ERIC Number: ED409755
Record Type: RIE
Publication Date: 1997-Mar-28
Revisiting Novicedom: Learning To Teach Educational Psychology.
Cohen, LeoNora M.; Russell, Anne
This study sought to analyze the process of learning to teach a course in educational psychology, focusing on the role of experience and expertise in facilitating or inhibiting the process. Using action research methodology, correspondence between the instructor and a colleague on the process of learning to teach the course was analyzed to examine the instructor's assumptions about course design, teaching methods, student assignments, time constraints, and attitudes toward the course. Student and instructor journals were also examined to determine how the students learned various topics in the course and how the instructor's attitudes toward the course developed over the semester.
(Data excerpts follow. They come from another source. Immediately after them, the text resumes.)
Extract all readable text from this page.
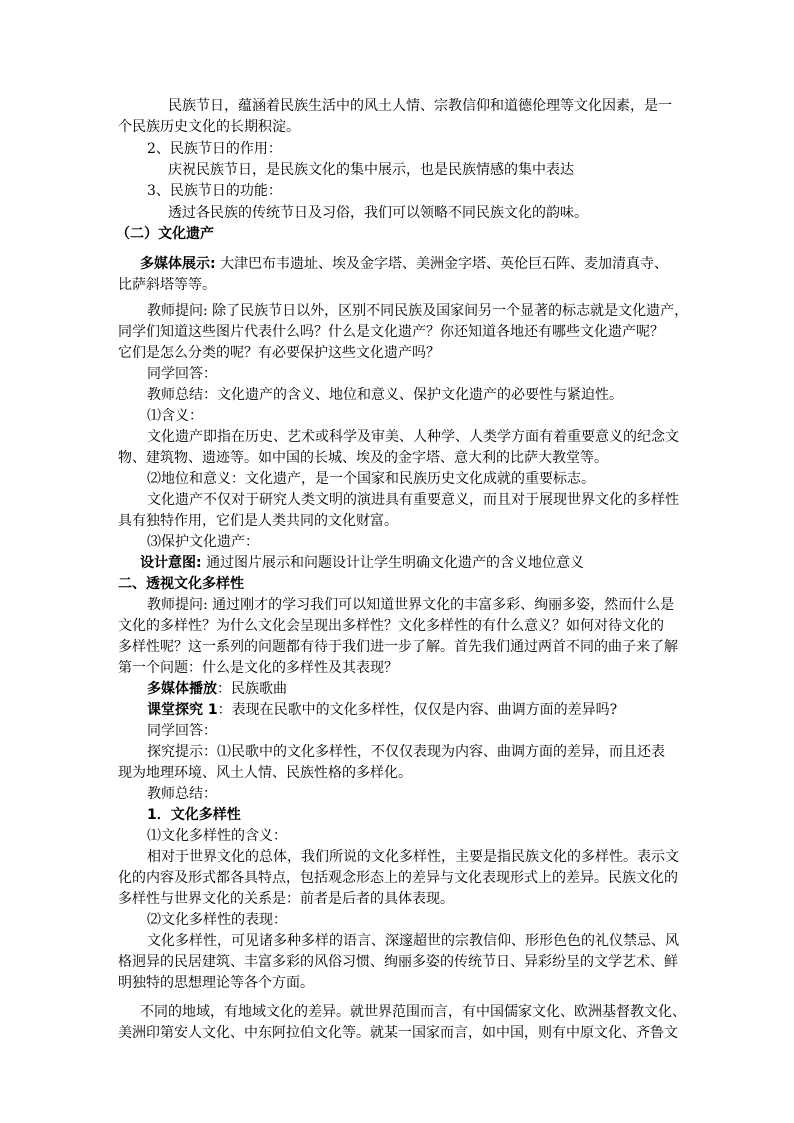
民族节日，蕴涵着民族生活中的风土人情、宗教信仰和道德伦理等文化因素，是一
个民族历史文化的长期积淀。
2、民族节日的作用：
庆祝民族节日，是民族文化的集中展示，也是民族情感的集中表达
3、民族节日的功能：
透过各民族的传统节日及习俗，我们可以领略不同民族文化的韵味。
（二）文化遗产
多媒体展示: 大津巴布韦遗址、埃及金字塔、美洲金字塔、英伦巨石阵、麦加清真寺、
比萨斜塔等等。
教师提问: 除了民族节日以外，区别不同民族及国家间另一个显著的标志就是文化遗产，
同学们知道这些图片代表什么吗？什么是文化遗产？你还知道各地还有哪些文化遗产呢？
它们是怎么分类的呢？有必要保护这些文化遗产吗？
同学回答：
教师总结：文化遗产的含义、地位和意义、保护文化遗产的必要性与紧迫性。
⑴含义：
文化遗产即指在历史、艺术或科学及审美、人种学、人类学方面有着重要意义的纪念文
物、建筑物、遗迹等。如中国的长城、埃及的金字塔、意大利的比萨大教堂等。
⑵地位和意义：文化遗产，是一个国家和民族历史文化成就的重要标志。
文化遗产不仅对于研究人类文明的演进具有重要意义，而且对于展现世界文化的多样性
具有独特作用，它们是人类共同的文化财富。
⑶保护文化遗产：
设计意图: 通过图片展示和问题设计让学生明确文化遗产的含义地位意义
二、透视文化多样性
教师提问: 通过刚才的学习我们可以知道世界文化的丰富多彩、绚丽多姿，然而什么是
文化的多样性？为什么文化会呈现出多样性？文化多样性的有什么意义？如何对待文化的
多样性呢？这一系列的问题都有待于我们进一步了解。首先我们通过两首不同的曲子来了解
第一个问题：什么是文化的多样性及其表现？
多媒体播放：民族歌曲
课堂探究 1：表现在民歌中的文化多样性，仅仅是内容、曲调方面的差异吗?
同学回答：
探究提示：⑴民歌中的文化多样性，不仅仅表现为内容、曲调方面的差异，而且还表
现为地理环境、风土人情、民族性格的多样化。
教师总结：
1．文化多样性
⑴文化多样性的含义：
相对于世界文化的总体，我们所说的文化多样性，主要是指民族文化的多样性。表示文
化的内容及形式都各具特点，包括观念形态上的差异与文化表现形式上的差异。民族文化的
多样性与世界文化的关系是：前者是后者的具体表现。
⑵文化多样性的表现：
文化多样性，可见诸多种多样的语言、深邃超世的宗教信仰、形形色色的礼仪禁忌、风
格迥异的民居建筑、丰富多彩的风俗习惯、绚丽多姿的传统节日、异彩纷呈的文学艺术、鲜
明独特的思想理论等各个方面。
不同的地域，有地域文化的差异。就世界范围而言，有中国儒家文化、欧洲基督教文化、
美洲印第安人文化、中东阿拉伯文化等。就某一国家而言，如中国，则有中原文化、齐鲁文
Reflections of the instructor and her colleague are discussed in light of the instructor's knowledge of pedagogical purpose, expectation for high levels of accomplishment by students, belief in the ability to change students' beliefs, and willingness and ability to learn new things. (Contains 43 references.) (MDM)
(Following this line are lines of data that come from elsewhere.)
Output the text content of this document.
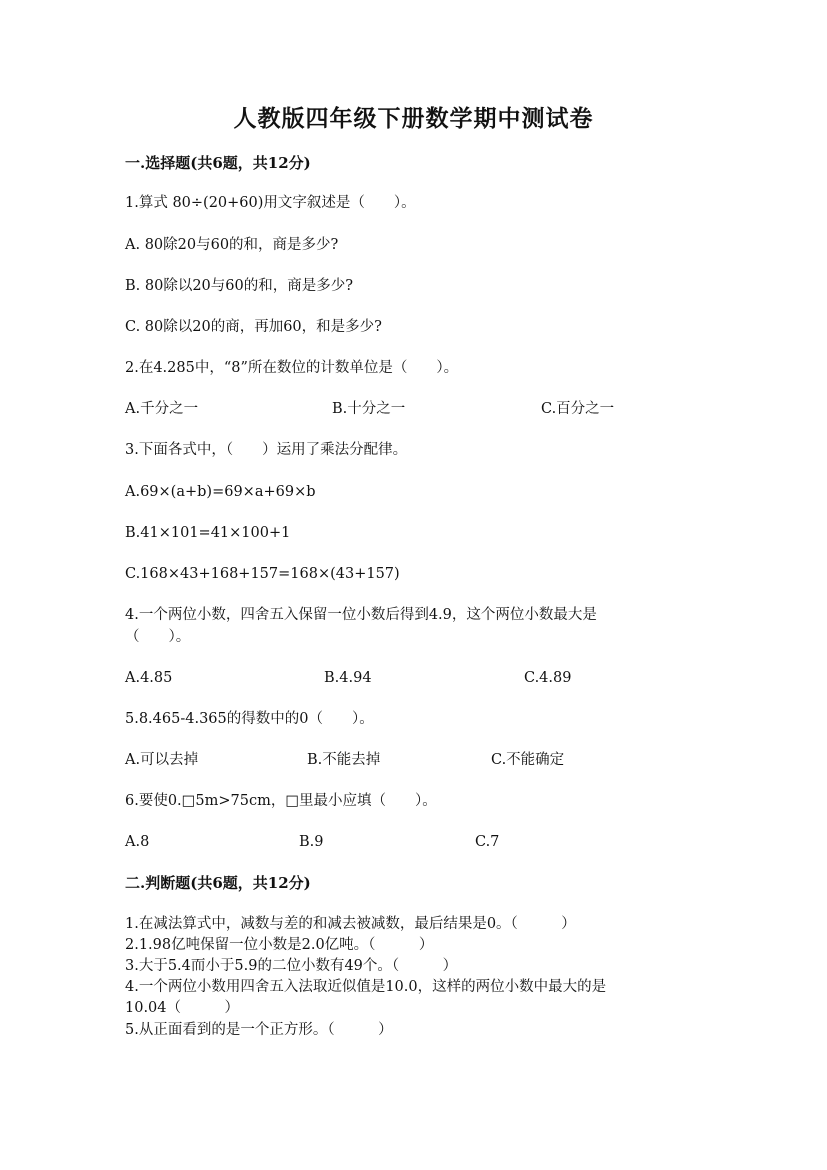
人教版四年级下册数学期中测试卷
一.选择题(共6题，共12分)
1.算式 80÷(20+60)用文字叙述是（　　）。
A. 80除20与60的和，商是多少?
B. 80除以20与60的和，商是多少?
C. 80除以20的商，再加60，和是多少?
2.在4.285中，“8”所在数位的计数单位是（　　）。
A.千分之一	B.十分之一	C.百分之一
3.下面各式中，（　　）运用了乘法分配律。
A.69×(a+b)=69×a+69×b
B.41×101=41×100+1
C.168×43+168+157=168×(43+157)
4.一个两位小数，四舍五入保留一位小数后得到4.9，这个两位小数最大是
（　　）。
A.4.85	B.4.94	C.4.89
5.8.465-4.365的得数中的0（　　）。
A.可以去掉	B.不能去掉	C.不能确定
6.要使0.□5m>75cm，□里最小应填（　　）。
A.8	B.9	C.7
二.判断题(共6题，共12分)
1.在减法算式中，减数与差的和减去被减数，最后结果是0。（　　　）
2.1.98亿吨保留一位小数是2.0亿吨。（　　　）
3.大于5.4而小于5.9的二位小数有49个。（　　　）
4.一个两位小数用四舍五入法取近似值是10.0，这样的两位小数中最大的是
10.04（　　　）
5.从正面看到的是一个正方形。（　　　）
Descriptors: Action Research, Beginning Teachers, Case Studies, College Faculty, College Instruction, Course Content, Course Organization, Educational Attitudes, Educational Psychology, Experiential Learning, Faculty Development, Higher Education, Reflective Teaching, Teacher Education, Teaching Methods
Publication Type: Reports - Research; Speeches/Meeting Papers
Education Level: N/A
Authoring Institution: N/A
Note: Paper presented at the Annual Meeting of the American Educational Research Association (Chicago, IL, March 24-28, 1997).